I’ve cleared shoot houses both in the daytime and in low-light conditions with white lights and night vision gear, have interdicted targets from a helicopter, and shot terrorist robots in a prison cell block raid. I have won force-on-force training scenarios, and have lost them miserably. I’ve been humbled in shooting competitions, and even won one. I’ve broken guns and optics and holsters. I’ve been bled and burned and scarred. Next week, I’ll be in training again, hoping to earn my certification as an instructor in vehicle close quarter combat (VCQB).
But most of all, I’ve tried to listen, both on the range and in conversations public and private, with men and women far better trained and far more experienced with the use and effects of the tool of violence than I will ever be.
You know what I’ve learned about gun-fighting in all that time?
Yeah, yeah, I know. It sounds like a complete copout, doesn’t it?
The thing is, the more I train and analyze real gunfights and scenario-based training, the more this rings true, and grizzled veterans with bodies under their belts are the ones who are the most adamant about this reality. They’ve seen entire fire teams of the best operators in the world cut down with a single ragged burst from a PKM in a perfect ambush. They’ve seen untrained children and the infirm elderly put prison-hardened criminals in body bags. They know that while the highly-skilled and well-equipped have a distinct advantage in real-world gunfights—one shooting school I know has had 63 students involved in documented gunfights, where every single student who was armed defeated the criminals who attacked them—there is always an element of fate involved. Bad guys get off lucky shots. Good guys have bad days. Unexpected things happen.
What I’m coming to understand after all I’ve done and watched and listened to is that you are going to have your best shot at “winning” a confrontation by learning how criminals select victims, and ensuring that the behaviors you exhibit deselect you from their target of possible targets.
My friend and trainer Steve Tarani calls this “prefense.” Dr. William Aprill calls it confronting the unthinkable. Firearms instructors at every level will often speak of “situational awareness” with varying levels of detail and competence to the point the phrase is clichéd.

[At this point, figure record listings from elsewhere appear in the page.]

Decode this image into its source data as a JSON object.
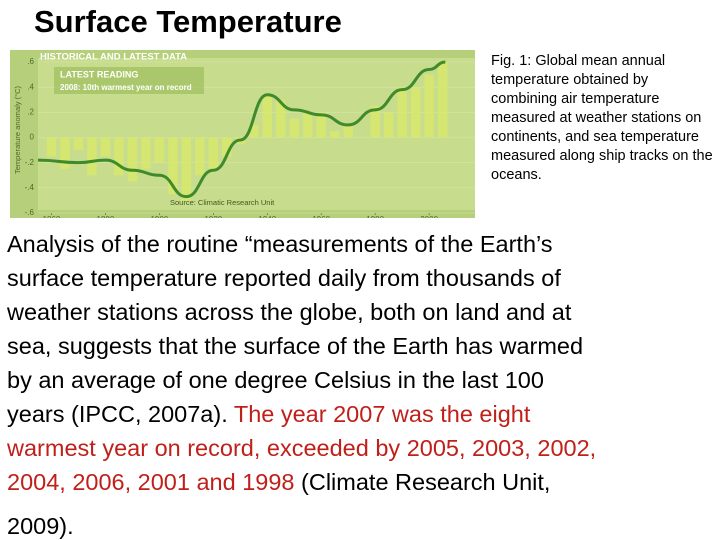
{
  "title": "Surface Temperature",
  "chart_data": {
    "type": "bar-line",
    "title": "HISTORICAL AND LATEST DATA",
    "annotations": [
      "LATEST READING",
      "2008: 10th warmest year on record"
    ],
    "source": "Source: Climatic Research Unit",
    "y_label": "Temperature anomaly (°C)",
    "xlim": [
      1855,
      2017
    ],
    "xticks": [
      1860,
      1880,
      1900,
      1920,
      1940,
      1960,
      1980,
      2000
    ],
    "ylim": [
      -0.6,
      0.6
    ],
    "yticks": [
      {
        "value": 0.6,
        "label": ".6"
      },
      {
        "value": 0.4,
        "label": ".4"
      },
      {
        "value": 0.2,
        "label": ".2"
      },
      0,
      {
        "value": -0.2,
        "label": "-.2"
      },
      {
        "value": -0.4,
        "label": "-.4"
      },
      {
        "value": -0.6,
        "label": "-.6"
      }
    ],
    "bars": {
      "color": "#d8e86a",
      "x": [
        1860,
        1865,
        1870,
        1875,
        1880,
        1885,
        1890,
        1895,
        1900,
        1905,
        1910,
        1915,
        1920,
        1925,
        1930,
        1935,
        1940,
        1945,
        1950,
        1955,
        1960,
        1965,
        1970,
        1975,
        1980,
        1985,
        1990,
        1995,
        2000,
        2005
      ],
      "values": [
        -0.15,
        -0.25,
        -0.1,
        -0.3,
        -0.15,
        -0.3,
        -0.35,
        -0.25,
        -0.2,
        -0.45,
        -0.5,
        -0.3,
        -0.25,
        -0.15,
        -0.05,
        0.1,
        0.35,
        0.3,
        0.15,
        0.2,
        0.2,
        0.05,
        0.1,
        0.0,
        0.25,
        0.2,
        0.4,
        0.4,
        0.5,
        0.6
      ]
    },
    "line": {
      "color": "#3f8a2a",
      "x": [
        1855,
        1870,
        1880,
        1890,
        1900,
        1910,
        1920,
        1930,
        1940,
        1950,
        1960,
        1970,
        1980,
        1990,
        2000,
        2006
      ],
      "values": [
        -0.18,
        -0.2,
        -0.18,
        -0.26,
        -0.3,
        -0.47,
        -0.26,
        -0.02,
        0.34,
        0.22,
        0.18,
        0.1,
        0.22,
        0.38,
        0.54,
        0.6
      ]
    }
  },
  "caption": "Fig. 1: Global mean annual temperature obtained by combining air temperature measured at weather stations on continents, and sea temperature measured along ship tracks on the oceans.",
  "paragraph": {
    "lines": [
      [
        {
          "text": "Analysis of the routine “measurements of the Earth’s",
          "color": "#000000"
        }
      ],
      [
        {
          "text": "surface temperature reported daily from thousands of",
          "color": "#000000"
        }
      ],
      [
        {
          "text": "weather stations across the globe, both on land and at",
          "color": "#000000"
        }
      ],
      [
        {
          "text": "sea, suggests that the surface of the Earth has warmed",
          "color": "#000000"
        }
      ],
      [
        {
          "text": "by an average of one degree Celsius in the last 100",
          "color": "#000000"
        }
      ],
      [
        {
          "text": "years (IPCC, 2007a). ",
          "color": "#000000"
        },
        {
          "text": "The year 2007 was the eight",
          "color": "#c0201a"
        }
      ],
      [
        {
          "text": "warmest year on record, exceeded by 2005, 2003, 2002,",
          "color": "#c0201a"
        }
      ],
      [
        {
          "text": "2004, 2006, 2001 and 1998",
          "color": "#c0201a"
        },
        {
          "text": " (Climate Research Unit,",
          "color": "#000000"
        }
      ],
      [
        {
          "text": "2009).",
          "color": "#000000"
        }
      ]
    ]
  }
}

Whether or not you or a loved one carries a firearm, I strongly advise that you find a highly-experienced self-defense instructor to help you and your family build a solid defensive mindset and way of viewing the world and your surroundings to identify potentially threatening situations and people and move away from them, before the threat becomes immediate.
This is not a natural skill for most people, but it is something that can be developed, and once it is ingrained and internalized, becomes natural in your daily life.
Would I still recommend getting quality defensive firearms training and carrying a firearm to protect yourself and those you want to defend? Absolutely. After all, there are many variables in life and you cannot control all of them.
Combining a defensive mindset with the right tools, however, can equip you to avoid the vast majority of potential threats, and then stand a much better chance of surviving those confrontations you can’t avoid.